Durante una conferenza stampa a Berlino, a Merz è stato chiesto un parere sulla possibilità di un ingresso dei cinesi negli impianti più in sofferenza. Il cancelliere non è contrario neanche alla vendita di alcuni stabilimenti ai costruttori del Dragone , ma è convinto che alla fine non sia la soluzione definitiva: sono ben altri i problemi da affrontare e risolvere, a partire dalla generalizzata perdita di competitività del tessuto industriale tedesco.

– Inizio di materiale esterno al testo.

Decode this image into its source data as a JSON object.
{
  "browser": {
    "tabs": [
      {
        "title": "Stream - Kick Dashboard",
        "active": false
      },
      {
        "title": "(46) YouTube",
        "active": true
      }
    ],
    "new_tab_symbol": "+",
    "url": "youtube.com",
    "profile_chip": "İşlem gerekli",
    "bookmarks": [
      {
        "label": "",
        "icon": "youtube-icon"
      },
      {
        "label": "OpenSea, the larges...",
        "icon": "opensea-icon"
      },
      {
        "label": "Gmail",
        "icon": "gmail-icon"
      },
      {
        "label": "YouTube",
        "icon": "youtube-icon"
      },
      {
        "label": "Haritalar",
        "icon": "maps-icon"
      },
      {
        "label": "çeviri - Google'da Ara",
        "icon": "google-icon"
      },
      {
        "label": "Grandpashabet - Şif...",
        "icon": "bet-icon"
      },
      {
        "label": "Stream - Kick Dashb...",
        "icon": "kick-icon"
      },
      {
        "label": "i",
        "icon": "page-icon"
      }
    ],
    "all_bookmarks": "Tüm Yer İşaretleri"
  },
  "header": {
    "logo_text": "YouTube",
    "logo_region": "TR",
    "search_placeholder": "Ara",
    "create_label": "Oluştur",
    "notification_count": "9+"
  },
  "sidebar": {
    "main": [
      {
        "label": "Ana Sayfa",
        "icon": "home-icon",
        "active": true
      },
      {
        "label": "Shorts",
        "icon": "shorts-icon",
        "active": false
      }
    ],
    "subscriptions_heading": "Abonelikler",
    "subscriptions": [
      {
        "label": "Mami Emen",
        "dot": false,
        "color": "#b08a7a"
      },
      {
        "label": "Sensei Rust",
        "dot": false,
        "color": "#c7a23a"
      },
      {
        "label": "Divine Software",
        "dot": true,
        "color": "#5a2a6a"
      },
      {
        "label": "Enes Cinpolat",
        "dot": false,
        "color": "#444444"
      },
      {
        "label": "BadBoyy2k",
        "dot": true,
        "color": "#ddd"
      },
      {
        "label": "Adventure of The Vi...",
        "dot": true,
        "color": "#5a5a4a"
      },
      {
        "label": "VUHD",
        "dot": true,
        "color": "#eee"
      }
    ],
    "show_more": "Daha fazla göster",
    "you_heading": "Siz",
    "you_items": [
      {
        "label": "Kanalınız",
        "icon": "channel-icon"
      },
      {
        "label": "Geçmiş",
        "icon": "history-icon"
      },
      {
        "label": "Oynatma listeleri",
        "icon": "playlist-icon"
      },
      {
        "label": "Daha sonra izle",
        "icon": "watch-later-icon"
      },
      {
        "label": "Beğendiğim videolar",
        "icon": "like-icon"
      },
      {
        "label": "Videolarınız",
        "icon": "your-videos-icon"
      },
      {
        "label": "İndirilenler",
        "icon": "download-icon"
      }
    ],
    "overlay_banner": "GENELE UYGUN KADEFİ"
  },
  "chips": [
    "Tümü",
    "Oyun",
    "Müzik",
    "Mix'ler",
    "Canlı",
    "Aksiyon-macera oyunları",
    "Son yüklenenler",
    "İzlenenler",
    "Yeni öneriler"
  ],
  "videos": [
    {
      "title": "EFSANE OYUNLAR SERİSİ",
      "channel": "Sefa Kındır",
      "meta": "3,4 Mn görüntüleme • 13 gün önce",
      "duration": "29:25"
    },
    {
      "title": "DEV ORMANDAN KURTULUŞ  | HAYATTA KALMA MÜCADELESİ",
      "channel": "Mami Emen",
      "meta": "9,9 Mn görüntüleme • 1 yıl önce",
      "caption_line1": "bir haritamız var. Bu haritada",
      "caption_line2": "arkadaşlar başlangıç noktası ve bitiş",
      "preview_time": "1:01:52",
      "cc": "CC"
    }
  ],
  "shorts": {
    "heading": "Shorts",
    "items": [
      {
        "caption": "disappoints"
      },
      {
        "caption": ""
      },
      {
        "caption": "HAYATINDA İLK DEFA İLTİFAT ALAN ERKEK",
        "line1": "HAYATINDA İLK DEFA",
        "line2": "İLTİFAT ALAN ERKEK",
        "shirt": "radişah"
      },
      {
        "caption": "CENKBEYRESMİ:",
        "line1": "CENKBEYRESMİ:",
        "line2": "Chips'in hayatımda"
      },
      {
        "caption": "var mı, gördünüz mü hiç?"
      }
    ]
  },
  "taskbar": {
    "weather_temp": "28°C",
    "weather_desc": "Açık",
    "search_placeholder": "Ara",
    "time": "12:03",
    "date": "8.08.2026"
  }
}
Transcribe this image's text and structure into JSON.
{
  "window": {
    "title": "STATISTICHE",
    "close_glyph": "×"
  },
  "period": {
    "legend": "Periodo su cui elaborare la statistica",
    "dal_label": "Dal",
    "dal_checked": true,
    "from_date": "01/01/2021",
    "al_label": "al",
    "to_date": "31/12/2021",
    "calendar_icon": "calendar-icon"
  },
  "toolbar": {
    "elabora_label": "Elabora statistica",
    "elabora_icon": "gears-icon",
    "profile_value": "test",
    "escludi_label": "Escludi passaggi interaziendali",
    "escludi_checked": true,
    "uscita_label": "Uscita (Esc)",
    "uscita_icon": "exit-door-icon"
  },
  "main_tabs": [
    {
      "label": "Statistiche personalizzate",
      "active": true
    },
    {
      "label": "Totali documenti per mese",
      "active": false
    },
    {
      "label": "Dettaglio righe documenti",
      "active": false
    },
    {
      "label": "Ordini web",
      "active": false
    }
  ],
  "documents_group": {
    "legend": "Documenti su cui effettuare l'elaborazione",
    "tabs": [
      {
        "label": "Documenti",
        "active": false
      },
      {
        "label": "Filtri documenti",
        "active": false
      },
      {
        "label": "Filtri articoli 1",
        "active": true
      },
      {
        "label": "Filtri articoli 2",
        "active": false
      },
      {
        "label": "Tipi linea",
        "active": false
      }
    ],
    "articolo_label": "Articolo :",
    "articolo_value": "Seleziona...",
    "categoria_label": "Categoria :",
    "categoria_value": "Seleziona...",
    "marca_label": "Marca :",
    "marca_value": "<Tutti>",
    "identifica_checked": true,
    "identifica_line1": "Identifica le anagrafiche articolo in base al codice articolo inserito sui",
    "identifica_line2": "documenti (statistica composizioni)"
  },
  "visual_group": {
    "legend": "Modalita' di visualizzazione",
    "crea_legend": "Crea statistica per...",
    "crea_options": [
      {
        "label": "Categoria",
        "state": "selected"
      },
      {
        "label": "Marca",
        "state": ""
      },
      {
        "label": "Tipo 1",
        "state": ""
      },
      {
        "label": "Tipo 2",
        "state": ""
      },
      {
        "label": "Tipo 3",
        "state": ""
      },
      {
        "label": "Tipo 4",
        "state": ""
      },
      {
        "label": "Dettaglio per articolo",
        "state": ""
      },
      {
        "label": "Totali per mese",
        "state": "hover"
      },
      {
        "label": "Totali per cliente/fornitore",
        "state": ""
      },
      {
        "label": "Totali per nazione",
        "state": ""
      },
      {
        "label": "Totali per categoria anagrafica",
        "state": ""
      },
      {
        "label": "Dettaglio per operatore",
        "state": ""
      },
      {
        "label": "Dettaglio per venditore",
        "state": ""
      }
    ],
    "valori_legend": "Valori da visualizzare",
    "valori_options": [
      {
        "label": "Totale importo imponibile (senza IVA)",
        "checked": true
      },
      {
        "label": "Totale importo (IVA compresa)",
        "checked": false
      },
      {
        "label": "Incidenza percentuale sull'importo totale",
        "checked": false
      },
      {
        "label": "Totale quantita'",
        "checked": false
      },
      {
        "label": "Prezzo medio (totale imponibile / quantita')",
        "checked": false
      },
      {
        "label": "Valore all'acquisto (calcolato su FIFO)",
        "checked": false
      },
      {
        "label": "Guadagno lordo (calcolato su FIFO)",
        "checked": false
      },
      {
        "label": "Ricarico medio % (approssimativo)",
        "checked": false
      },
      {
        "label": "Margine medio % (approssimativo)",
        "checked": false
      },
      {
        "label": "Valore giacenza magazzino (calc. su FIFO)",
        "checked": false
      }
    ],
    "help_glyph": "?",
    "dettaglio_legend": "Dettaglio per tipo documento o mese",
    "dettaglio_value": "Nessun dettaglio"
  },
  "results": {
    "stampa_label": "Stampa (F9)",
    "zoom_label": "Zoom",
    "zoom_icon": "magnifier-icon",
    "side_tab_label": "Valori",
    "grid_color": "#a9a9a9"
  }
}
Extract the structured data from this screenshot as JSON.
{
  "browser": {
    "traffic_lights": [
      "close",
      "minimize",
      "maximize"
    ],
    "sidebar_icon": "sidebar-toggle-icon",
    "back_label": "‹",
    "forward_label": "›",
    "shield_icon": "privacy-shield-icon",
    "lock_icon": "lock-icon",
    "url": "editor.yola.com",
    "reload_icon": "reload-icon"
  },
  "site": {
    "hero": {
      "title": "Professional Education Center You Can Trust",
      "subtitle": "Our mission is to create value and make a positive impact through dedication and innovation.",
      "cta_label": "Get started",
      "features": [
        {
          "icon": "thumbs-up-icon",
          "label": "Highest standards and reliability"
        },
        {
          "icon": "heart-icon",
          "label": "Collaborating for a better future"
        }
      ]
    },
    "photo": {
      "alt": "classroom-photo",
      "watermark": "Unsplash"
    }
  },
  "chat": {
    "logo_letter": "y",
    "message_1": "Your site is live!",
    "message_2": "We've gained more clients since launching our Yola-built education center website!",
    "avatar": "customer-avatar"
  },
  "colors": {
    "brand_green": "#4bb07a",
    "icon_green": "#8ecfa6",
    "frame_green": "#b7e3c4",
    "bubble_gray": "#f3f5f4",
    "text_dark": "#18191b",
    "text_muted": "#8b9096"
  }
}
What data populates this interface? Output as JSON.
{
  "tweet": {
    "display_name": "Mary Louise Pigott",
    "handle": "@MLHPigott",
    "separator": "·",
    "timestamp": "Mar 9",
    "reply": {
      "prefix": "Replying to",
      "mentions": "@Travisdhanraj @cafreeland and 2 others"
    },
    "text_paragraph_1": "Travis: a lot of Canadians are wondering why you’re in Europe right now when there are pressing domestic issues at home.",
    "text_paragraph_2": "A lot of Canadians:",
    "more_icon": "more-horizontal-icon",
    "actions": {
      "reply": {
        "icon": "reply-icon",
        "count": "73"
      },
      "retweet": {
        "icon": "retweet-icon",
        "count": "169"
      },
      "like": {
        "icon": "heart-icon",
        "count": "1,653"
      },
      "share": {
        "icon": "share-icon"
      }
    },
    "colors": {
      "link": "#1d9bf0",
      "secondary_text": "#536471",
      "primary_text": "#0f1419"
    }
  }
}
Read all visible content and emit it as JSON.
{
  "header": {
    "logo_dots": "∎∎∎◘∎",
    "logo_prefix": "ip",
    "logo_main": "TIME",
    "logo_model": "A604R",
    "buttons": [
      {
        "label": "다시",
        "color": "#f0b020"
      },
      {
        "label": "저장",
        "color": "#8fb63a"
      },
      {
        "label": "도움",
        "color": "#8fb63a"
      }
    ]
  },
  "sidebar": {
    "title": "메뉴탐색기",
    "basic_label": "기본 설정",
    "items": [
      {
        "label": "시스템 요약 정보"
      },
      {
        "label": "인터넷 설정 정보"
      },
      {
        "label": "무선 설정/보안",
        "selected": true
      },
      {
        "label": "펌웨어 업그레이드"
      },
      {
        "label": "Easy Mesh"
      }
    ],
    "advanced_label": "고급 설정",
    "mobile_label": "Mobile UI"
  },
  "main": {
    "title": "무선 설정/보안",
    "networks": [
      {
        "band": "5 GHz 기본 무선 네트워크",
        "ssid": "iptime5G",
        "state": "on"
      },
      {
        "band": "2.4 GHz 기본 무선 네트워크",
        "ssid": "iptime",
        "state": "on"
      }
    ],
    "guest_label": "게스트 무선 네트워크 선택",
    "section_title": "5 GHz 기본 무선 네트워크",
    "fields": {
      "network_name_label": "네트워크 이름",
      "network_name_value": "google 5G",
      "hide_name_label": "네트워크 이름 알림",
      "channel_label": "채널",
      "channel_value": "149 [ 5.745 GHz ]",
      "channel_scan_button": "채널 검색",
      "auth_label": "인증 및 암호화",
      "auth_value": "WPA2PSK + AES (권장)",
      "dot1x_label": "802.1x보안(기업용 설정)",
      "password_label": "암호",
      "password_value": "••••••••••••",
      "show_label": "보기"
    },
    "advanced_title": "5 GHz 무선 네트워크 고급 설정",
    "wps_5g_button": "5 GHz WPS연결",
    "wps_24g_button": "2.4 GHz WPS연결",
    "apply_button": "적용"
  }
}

"'La vedo come un'ultima spiaggia, non una risposta ai problemi strutturali", ha replicato Merz a chi gli chiedeva di eventuali cessioni di impianti. "Ma questa non è una questione che deve decidere la politica: è una scelta che spetta alle imprese", ha aggiunto.
Il leader conservatore non ha mancato di lanciare una frecciata a Pechino, criticando una politica monetaria che sta alimentando l'invasione di prodotti cinesi in Europa, a partire dalle automobili. La Cina è accusata di aumentare in modo sleale e artificiale le proprie esportazioni, creando di conseguenza problemi alla Germania e a tutta l'Europa. "Dal punto di vista europeo, non possiamo accettare in modo sostenibile di impegnarci in una competizione in cui ci troviamo di fronte a una valuta sottovalutata del 25-30%", ha spiegato. "Se questa situazione non verrà corretta, ne subiremo sempre le conseguenze negative, attraverso importazioni molto elevate, prodotti sovvenzionati e, in definitiva, tramite l'aumento dei prezzi".